If choosing between the C5 and a SkyWatcher 127mm Mak, keep in mind that the Mak has been widely reported on CN to actually only have 119mm aperture. In these small sizes millimeters matter.
This is misleading.
The total aperture diameter of the Synta MC127 is 127 mm whereas the total aperture diameter of the Celestron C5 is also 127 mm.
The difference is in the central obstruction. The MC127 has a central obstruction diameter of 39 mm whereas the C5 has a central obstruction diameter of 52 mm.
The clear aperture diameter (t-stop effective aperture diameter) for the MC127 is 121 mm whereas the clear aperture diameter of the C5 is only 116 mm.
So the MC127 has an additional 5 mm of clear aperture diameter as compared to the C5 due to the smaller central obstruction.
The contrast-adjusted aperture diameter for the MC127 is 88 mm whereas the contrast-adjusted aperture diameter of the C5 is only 75 mm.
So the MC127 has an additional 13 mm of contrast-adjusted aperture diameter as compared to the C5.
The relative central obstruction diameter of the MC127 is 31% whereas the relative central obstruction diameter of the C5 is 41%. What this means is that the MC127 will have 1.3 times better contrast than the C5. This is particularly important for planetary, Lunar, and Solar viewing.

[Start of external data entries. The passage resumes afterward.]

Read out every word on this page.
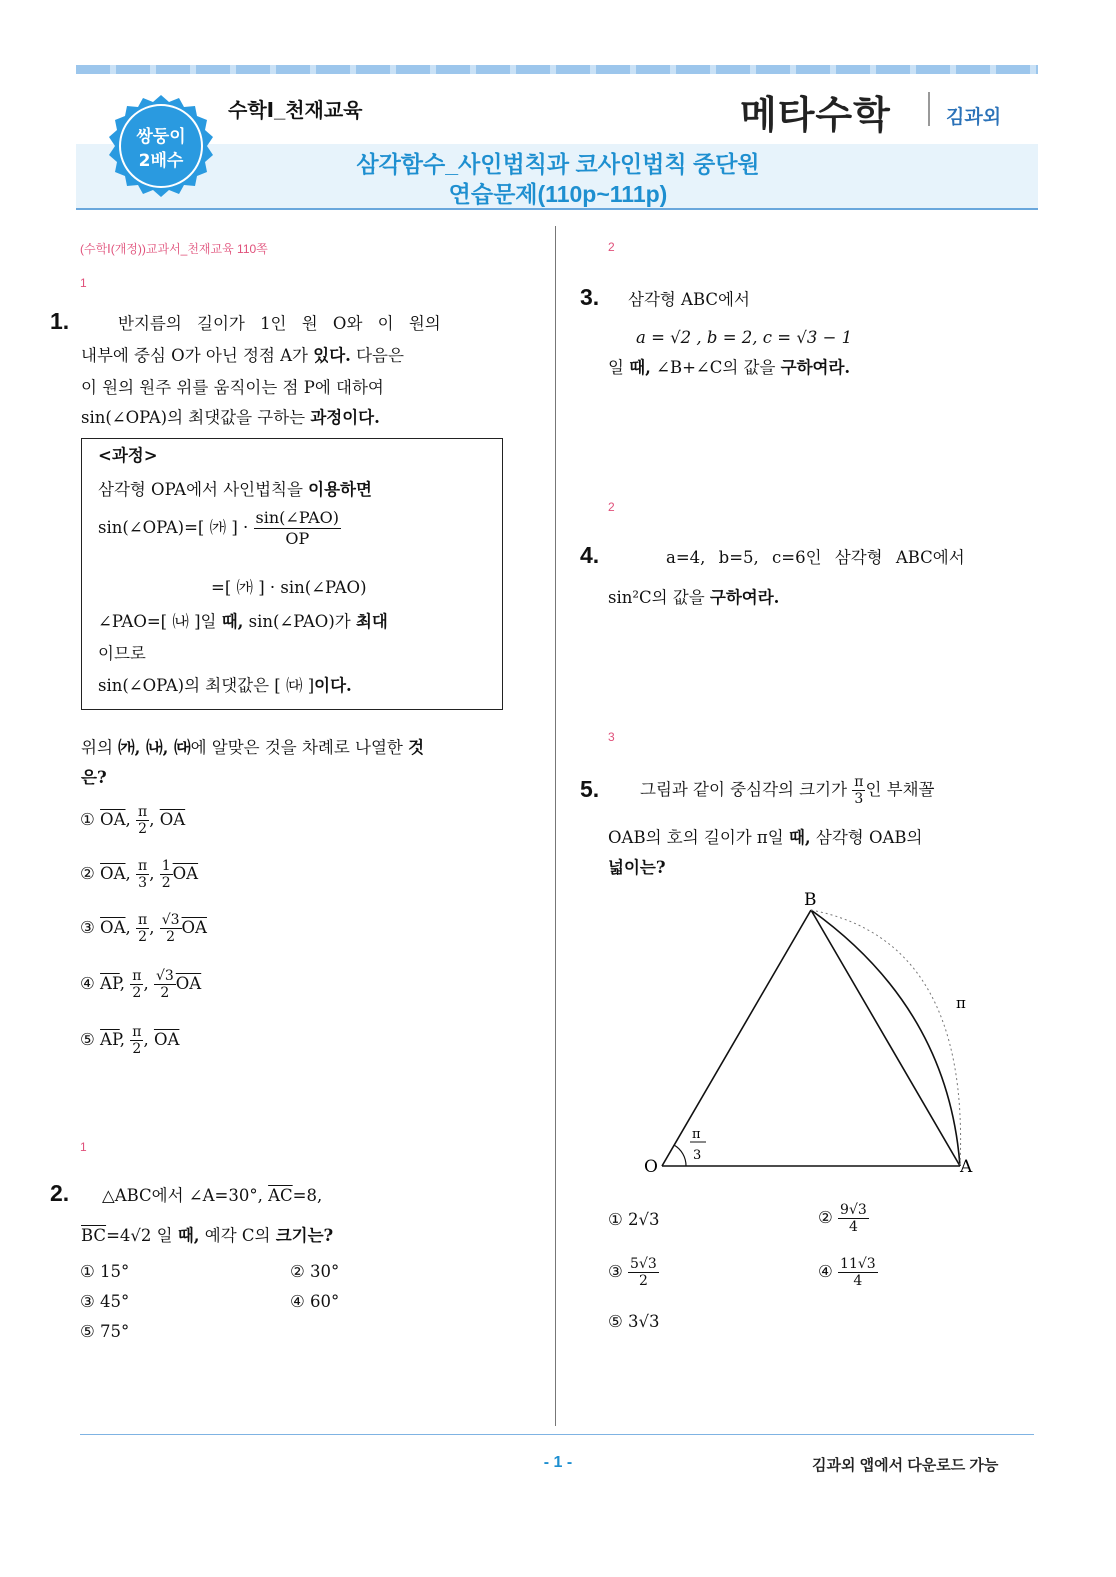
쌍둥이
2배수
수학Ⅰ_천재교육
삼각함수_사인법칙과 코사인법칙 중단원
연습문제(110p~111p)
메타수학	김과외
(수학Ⅰ(개정))교과서_천재교육 110쪽
1
1.	반지름의 길이가 1인 원 O와 이 원의
내부에 중심 O가 아닌 정점 A가 있다. 다음은
이 원의 원주 위를 움직이는 점 P에 대하여
sin(∠OPA)의 최댓값을 구하는 과정이다.
<과정>
삼각형 OPA에서 사인법칙을 이용하면
sin(∠OPA)=[ ㈎ ] · $\frac{\text{sin(∠PAO)}}{OP}$
=[ ㈎ ] · sin(∠PAO)
∠PAO=[ ㈏ ]일 때, sin(∠PAO)가 최대
이므로
sin(∠OPA)의 최댓값은 [ ㈐ ]이다.
위의 ㈎, ㈏, ㈐에 알맞은 것을 차례로 나열한 것
은?
① $\overline{OA}$, $\frac{\pi}{2}$ , $\overline{OA}$
② $\overline{OA}$, $\frac{\pi}{3}$ , $\frac{1}{2} \overline{OA}$
③ $\overline{OA}$, $\frac{\pi}{2}$ , $\frac{√3}{2} \overline{OA}$
④ $\overline{AP}$, $\frac{\pi}{2}$ , $\frac{√3}{2} \overline{OA}$
⑤ $\overline{AP}$, $\frac{\pi}{2}$ , $\overline{OA}$
1
2. △ABC에서 ∠A=30°, $\overline{AC}=8$,
$\overline{BC}=4√2$ 일 때, 예각 C의 크기는?
① 15°	② 30°
③ 45°	④ 60°
⑤ 75°
2
3. 삼각형 ABC에서
a = √2 , b = 2, c = √3 − 1
일 때, ∠B+∠C의 값을 구하여라.
2
4.	a=4, b=5, c=6인 삼각형 ABC에서
sin²C의 값을 구하여라.
3
5. 그림과 같이 중심각의 크기가 $\frac{\pi}{3}$ 인 부채꼴
OAB의 호의 길이가 π일 때, 삼각형 OAB의
넓이는?
B
O	A
π
π
3
① 2√3	② $\frac{9√3}{4}$
③ $\frac{5√3}{2}$	④ $\frac{11√3}{4}$
⑤ 3√3
- 1 -	김과외 앱에서 다운로드 가능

The t-stop of the MC127 is about t/13 whereas the t-stop of the C5 is about t/11. The f-stop of the MC127 is about f/12 and the f-stop of the C5 is about f/10.
Overall, the MC127 is a much better optical system than the C5. It has a smaller central obstruction, a larger aperture, better contrast, and lets in more light. There is also the fact that the C5 suffers from comatic aberration whereas the MC127 is coma-corrected.
The only advantages of the C5 are its smaller size and weight, the slightly faster t-stop/f-stop, and it is easier to use focal reducers with.
The advantage in t-stop is minimal: exposures are approximately the same between the MC127 and the C5 (only a 1.4X increase in exposure time is needed). Between needing 1.4X longer exposure times versus not having coma correction and a 1.3X loss in contrast, it is better to have the coma-corrected optics with the improved contrast, especially for Terrestrial, Lunar, and Solar viewing. Coma correction is less important for planets or "faint fuzzies".
For Solar System observing, the MC127 is the better choice. However, if you are primarily looking for DSOs, then the C5 can be the better choice, especially when combined with a reducer-corrector.
Edited by Nicole Sharp, 05 October 2023 - 12:44 PM.